China on Monday defended its vast network of re-education camps in Xinjiang and said it would continue "training" residents, following explosive government document leaks detailing surveillance and control of the region's Uighur population.
The government has launched a propaganda drive in recent days to justify its security crackdown after the leaks emerged and the US Congress passed a bill calling for sanctions against officials involved in the controversial policy.
In a press conference, Shohrat Zakir, chairman of the far-west region, rejected estimates by rights groups and foreign experts that more than one million Uighurs and other mostly Muslim minorities are held in the facilities.
But he did not provide a figure for the number of people housed in what the government describes as "vocational education centres".
"Students with the help of the government have realised stable employment (and) improved their quality of life," Zakir said.
Currently, those in the centres have "all completed their courses," he said, adding that "there are people entering and exiting."
In addition to the centres, the Xinjiang government's next step is to "proceed with daily, routine, normal, and open educational training to village cadres, rural party members, farmers, herdsmen, and unemployed graduates of middle school and high school," he said, without elaborating.
Last month, the New York Times obtained 403 documents on Beijing's controversial crackdown on mostly Muslim ethnic minorities in the northwest region, including unpublished speeches by Chinese President Xi Jinping who urged officials to show "absolutely no mercy".

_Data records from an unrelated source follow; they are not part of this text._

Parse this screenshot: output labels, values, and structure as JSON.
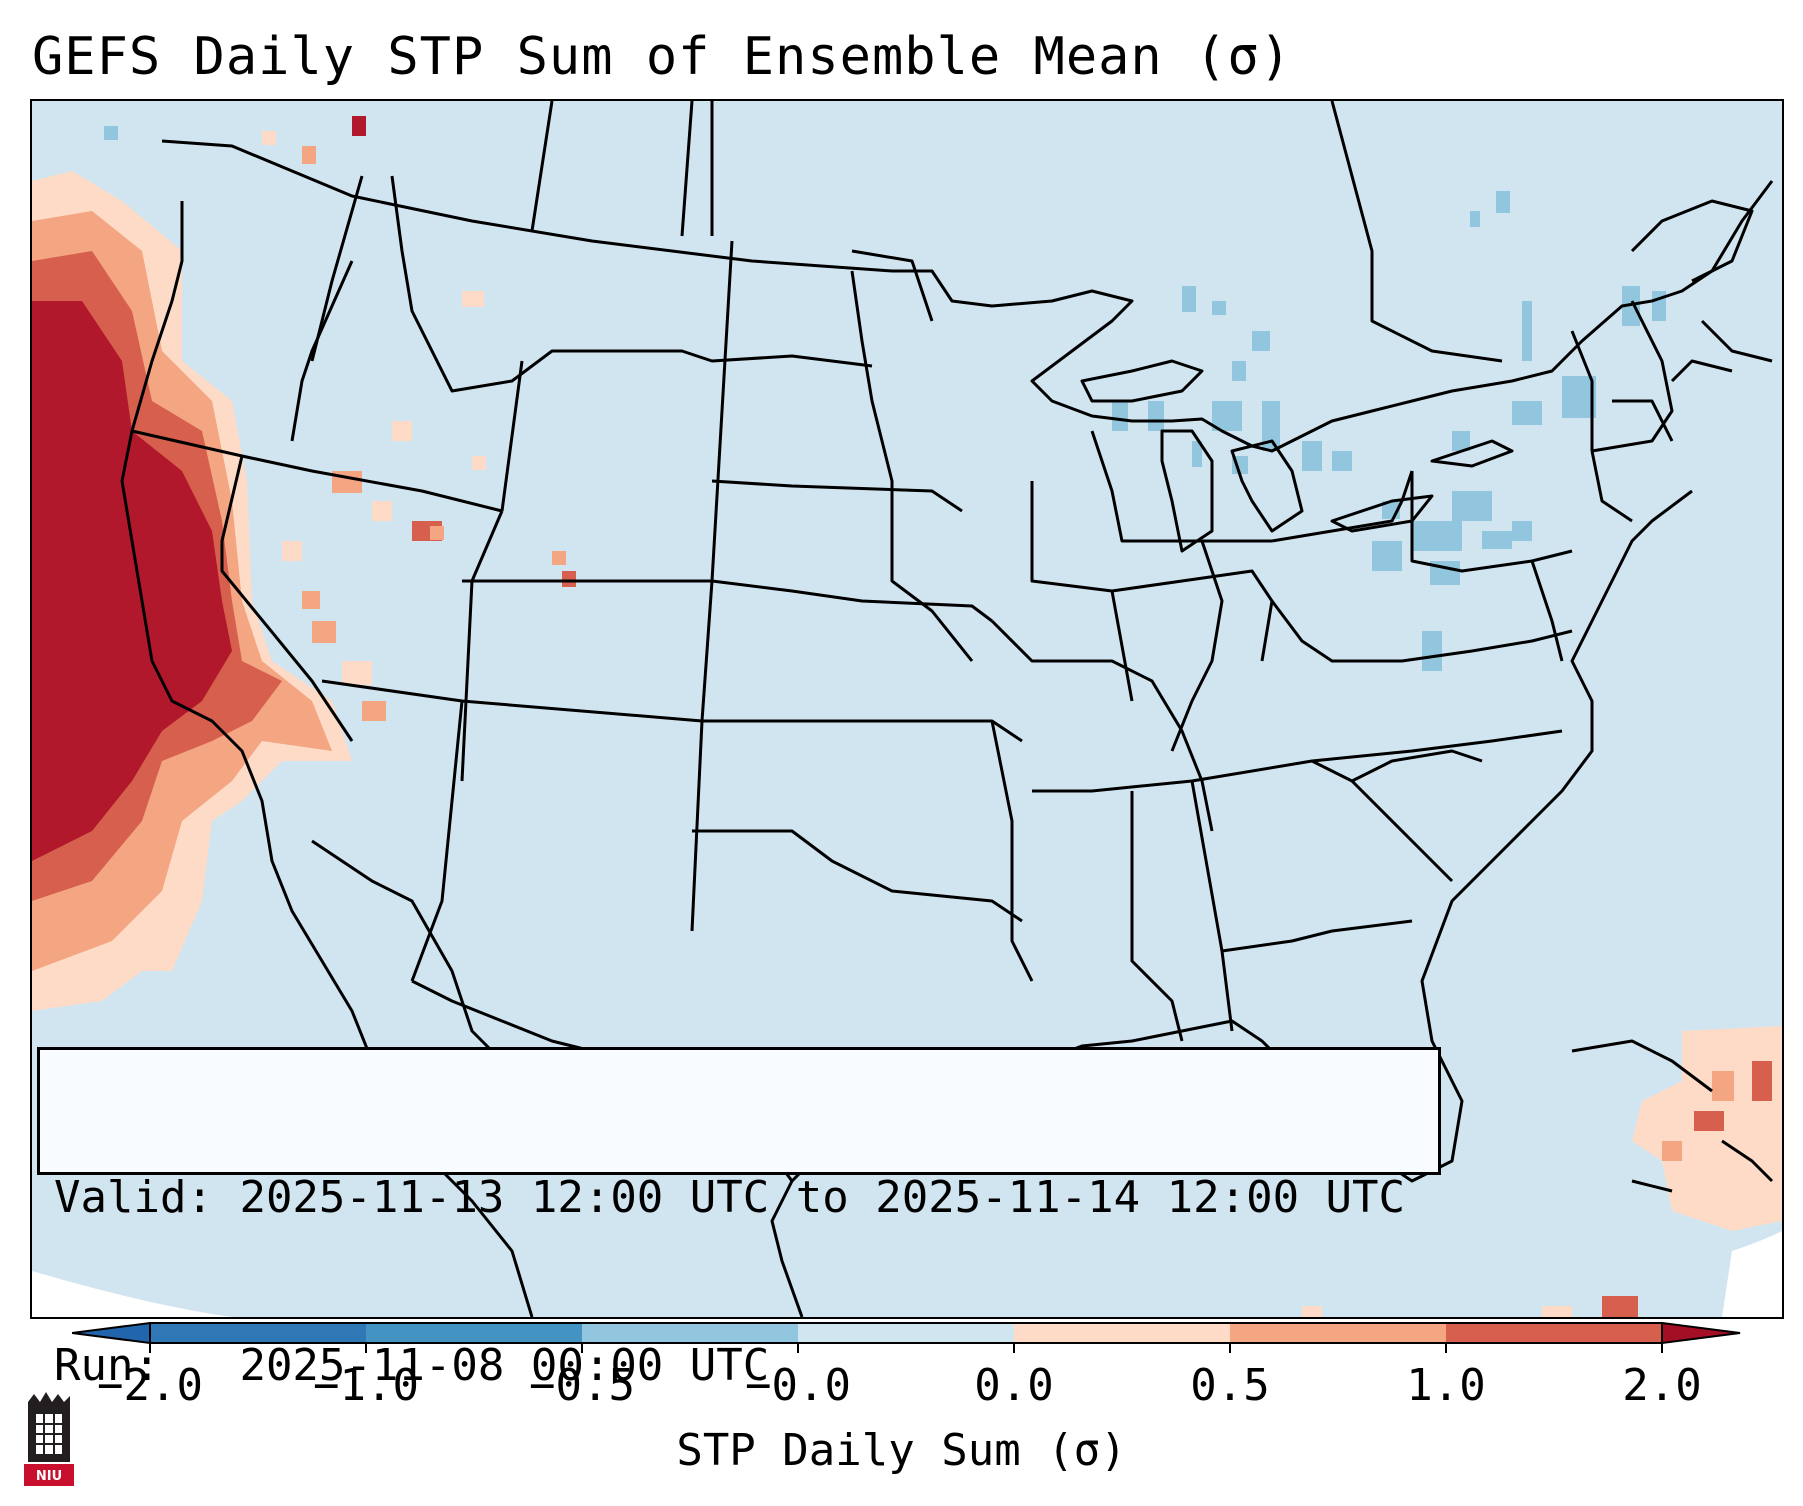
{
  "title": "GEFS Daily STP Sum of Ensemble Mean (σ)",
  "info": {
    "valid_label": "Valid:",
    "valid_value": "2025-11-13 12:00 UTC to 2025-11-14 12:00 UTC",
    "run_label": "Run:",
    "run_value": "2025-11-08 00:00 UTC"
  },
  "colorbar": {
    "label": "STP Daily Sum (σ)",
    "ticks": [
      "−2.0",
      "−1.0",
      "−0.5",
      "−0.0",
      "0.0",
      "0.5",
      "1.0",
      "2.0"
    ],
    "colors": [
      "#2f78b5",
      "#4393c3",
      "#92c5de",
      "#d1e5f0",
      "#fddbc7",
      "#f4a582",
      "#d6604d",
      "#b2182b"
    ],
    "under_color": "#2166ac",
    "over_color": "#a50f26"
  },
  "map": {
    "background_color": "#d1e5f0",
    "field_description_colors": {
      "strong_positive": "#b2182b",
      "moderate_positive": "#d6604d",
      "weak_positive": "#f4a582",
      "slight_positive": "#fddbc7",
      "slight_negative": "#92c5de"
    }
  },
  "logo": {
    "text": "NIU",
    "icon": "niu-logo-icon"
  }
}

A leak of government documents by the International Consortium of Investigative Journalists (ICIJ) that followed, showed how local officials were ordered to monitor camp detainees and prevent their escape.
After initially denying the existence of re-education camps, Beijing acknowledged it had opened "vocational education centres" in Xinjiang aimed at preventing extremism by teaching Mandarin and job skills.
Former detainees describe Xinjiang facilities as indoctrination camps that are part of a campaign to eradicate Uighur culture and religion.
Rights groups and foreign media, including AFP, have reported that official documents and satellite images show the facilities are equipped and run like prisons.